Coração tão branco (Javier Marías)

09-02-2011 21:55

Dizem que a vida de casado é uma vida compartilhada, onde segredos não são bem-vindos, tampouco aconselhados àqueles que pretendem ter um longo matrimônio. Todavia, podem segredos perdurar e causar efeitos não só em um casamento, mas em seus herdeiros? É possível que a vida a dois seja uma doença que se não averiguarmos os sintomas pode deteriorar uma ou ambas as partes?
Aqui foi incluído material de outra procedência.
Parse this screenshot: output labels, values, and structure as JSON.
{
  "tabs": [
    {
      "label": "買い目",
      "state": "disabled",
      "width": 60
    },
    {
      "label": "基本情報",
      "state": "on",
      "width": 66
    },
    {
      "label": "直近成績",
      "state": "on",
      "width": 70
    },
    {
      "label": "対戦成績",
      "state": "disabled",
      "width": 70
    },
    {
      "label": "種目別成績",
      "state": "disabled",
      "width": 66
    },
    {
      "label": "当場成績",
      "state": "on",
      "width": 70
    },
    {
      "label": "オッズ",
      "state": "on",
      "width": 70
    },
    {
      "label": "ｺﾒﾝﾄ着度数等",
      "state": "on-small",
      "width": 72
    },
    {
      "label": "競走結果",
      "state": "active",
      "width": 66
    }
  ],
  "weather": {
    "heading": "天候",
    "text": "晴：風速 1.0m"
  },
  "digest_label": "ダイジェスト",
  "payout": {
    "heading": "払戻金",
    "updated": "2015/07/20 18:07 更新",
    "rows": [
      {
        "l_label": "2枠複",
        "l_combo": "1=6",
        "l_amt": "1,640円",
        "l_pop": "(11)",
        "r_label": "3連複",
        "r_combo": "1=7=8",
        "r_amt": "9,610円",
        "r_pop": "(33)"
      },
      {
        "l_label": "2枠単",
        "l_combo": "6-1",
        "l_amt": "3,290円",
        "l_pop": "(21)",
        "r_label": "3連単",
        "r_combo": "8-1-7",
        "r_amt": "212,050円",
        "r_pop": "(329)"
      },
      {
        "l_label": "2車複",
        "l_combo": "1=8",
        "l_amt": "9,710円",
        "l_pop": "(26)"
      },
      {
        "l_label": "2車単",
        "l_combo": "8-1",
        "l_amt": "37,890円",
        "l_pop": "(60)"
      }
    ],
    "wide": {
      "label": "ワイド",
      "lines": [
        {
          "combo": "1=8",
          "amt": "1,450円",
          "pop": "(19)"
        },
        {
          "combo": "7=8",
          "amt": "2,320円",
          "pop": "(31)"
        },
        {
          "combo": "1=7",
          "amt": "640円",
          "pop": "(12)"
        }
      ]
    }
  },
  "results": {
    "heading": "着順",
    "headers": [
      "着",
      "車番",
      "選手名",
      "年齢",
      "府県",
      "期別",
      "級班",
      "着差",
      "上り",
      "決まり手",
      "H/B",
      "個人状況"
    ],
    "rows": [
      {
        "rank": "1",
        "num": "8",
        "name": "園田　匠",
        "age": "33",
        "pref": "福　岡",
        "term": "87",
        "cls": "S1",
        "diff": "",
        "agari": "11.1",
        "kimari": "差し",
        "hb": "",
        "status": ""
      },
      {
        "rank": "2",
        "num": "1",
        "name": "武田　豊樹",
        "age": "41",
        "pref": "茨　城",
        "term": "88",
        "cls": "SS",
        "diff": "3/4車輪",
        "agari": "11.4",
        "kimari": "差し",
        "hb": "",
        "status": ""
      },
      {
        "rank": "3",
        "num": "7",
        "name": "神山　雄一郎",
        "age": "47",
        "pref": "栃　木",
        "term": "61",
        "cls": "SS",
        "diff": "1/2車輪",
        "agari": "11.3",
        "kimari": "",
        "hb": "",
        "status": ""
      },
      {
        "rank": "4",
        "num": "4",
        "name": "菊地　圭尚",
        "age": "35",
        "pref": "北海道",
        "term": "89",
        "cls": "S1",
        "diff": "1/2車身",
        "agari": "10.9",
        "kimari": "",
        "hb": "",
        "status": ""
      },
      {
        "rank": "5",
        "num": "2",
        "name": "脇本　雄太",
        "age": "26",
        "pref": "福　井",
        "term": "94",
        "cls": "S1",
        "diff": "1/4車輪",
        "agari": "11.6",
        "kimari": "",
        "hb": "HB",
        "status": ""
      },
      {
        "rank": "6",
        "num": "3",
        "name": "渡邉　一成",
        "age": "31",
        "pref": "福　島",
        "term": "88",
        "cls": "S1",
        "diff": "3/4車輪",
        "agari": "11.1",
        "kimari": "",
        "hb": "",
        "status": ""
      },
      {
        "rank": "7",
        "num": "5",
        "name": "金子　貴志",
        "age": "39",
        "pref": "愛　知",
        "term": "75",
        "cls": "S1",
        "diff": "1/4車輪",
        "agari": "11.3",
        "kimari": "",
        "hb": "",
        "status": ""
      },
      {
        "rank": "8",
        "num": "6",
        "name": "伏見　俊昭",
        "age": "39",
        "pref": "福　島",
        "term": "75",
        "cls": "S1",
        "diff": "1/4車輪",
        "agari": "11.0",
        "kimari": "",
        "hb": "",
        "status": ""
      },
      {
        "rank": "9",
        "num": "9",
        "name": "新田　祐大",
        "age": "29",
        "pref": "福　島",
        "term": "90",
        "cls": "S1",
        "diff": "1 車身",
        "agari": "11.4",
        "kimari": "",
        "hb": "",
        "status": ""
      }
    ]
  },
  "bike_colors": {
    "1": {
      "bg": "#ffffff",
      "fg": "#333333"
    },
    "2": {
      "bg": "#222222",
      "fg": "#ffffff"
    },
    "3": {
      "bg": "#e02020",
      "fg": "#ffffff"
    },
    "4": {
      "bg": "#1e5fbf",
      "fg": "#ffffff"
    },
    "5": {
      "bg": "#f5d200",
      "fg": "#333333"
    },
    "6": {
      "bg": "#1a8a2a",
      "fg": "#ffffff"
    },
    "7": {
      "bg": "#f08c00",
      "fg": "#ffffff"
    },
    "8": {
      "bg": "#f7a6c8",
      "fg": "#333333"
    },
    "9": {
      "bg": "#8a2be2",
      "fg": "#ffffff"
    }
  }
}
Pouco divulgado aqui no Brasil, Javier Marías é considerado um dos grandes escritores espanhóis da atualidade, tendo em seu currículo diversos prêmios, romances, contos e sem contar uma cadeira na Real Academia Espanhola. Lançou seu primeiro romance em 1971, mas foi em 1992 com o lançamento de Coração tão branco, lançado em 2008 pela Companhia de Bolso e com tradução de Eduardo Brandão (que traduziu Os Detetives Selvagens e 2666 de Roberto Bolaño), que Marías consagrou-se definitivamente como escritor.

Em Coração tão branco, Juan, nosso narrador e protagonista, é um tradutor e intérprete que conheceu sua mulher, Luisa, durante um trabalho em que ele serviu de intérprete e ela como sua “supervisora”. Após a cerimônia de casamento, Juan tem estranhos presentimentos – alertando sobre um desastre – que se aglutinam, passando por sua lua de mel até uma temporada de oito semanas no exterior (como requer seu trabalho). Através de parábolas com a história de MacBeth (de onde foi tirado o título), nosso narrador, o próprio intéprete e personagem principal, transcorre sua vida de casado e rememora obscuros momentos de seu passado.

 

A abertura do romance difere de tudo que encontraremos, primeiro o autor, Javier Marías, chocará e logo após, vagarosamente, tomará providências para que o leitor se acostume com as consequências daquela primeira cena aparentemente isolada. É mérito do autor conseguir aliviar a tensão de seu personagem principal com cenas patéticas e de humor duvidoso como os pensamentos involuntários de Juan quando não consegue traduzir certas sentenças de maneira fiel. Como um tradutor que conhece quatro idiomas e é ironico notar como lhe faltam palavras traduzíveis para sua língua nativa. Ele tenta interpretar, adaptar e não há fidelidade como seu próprio passado.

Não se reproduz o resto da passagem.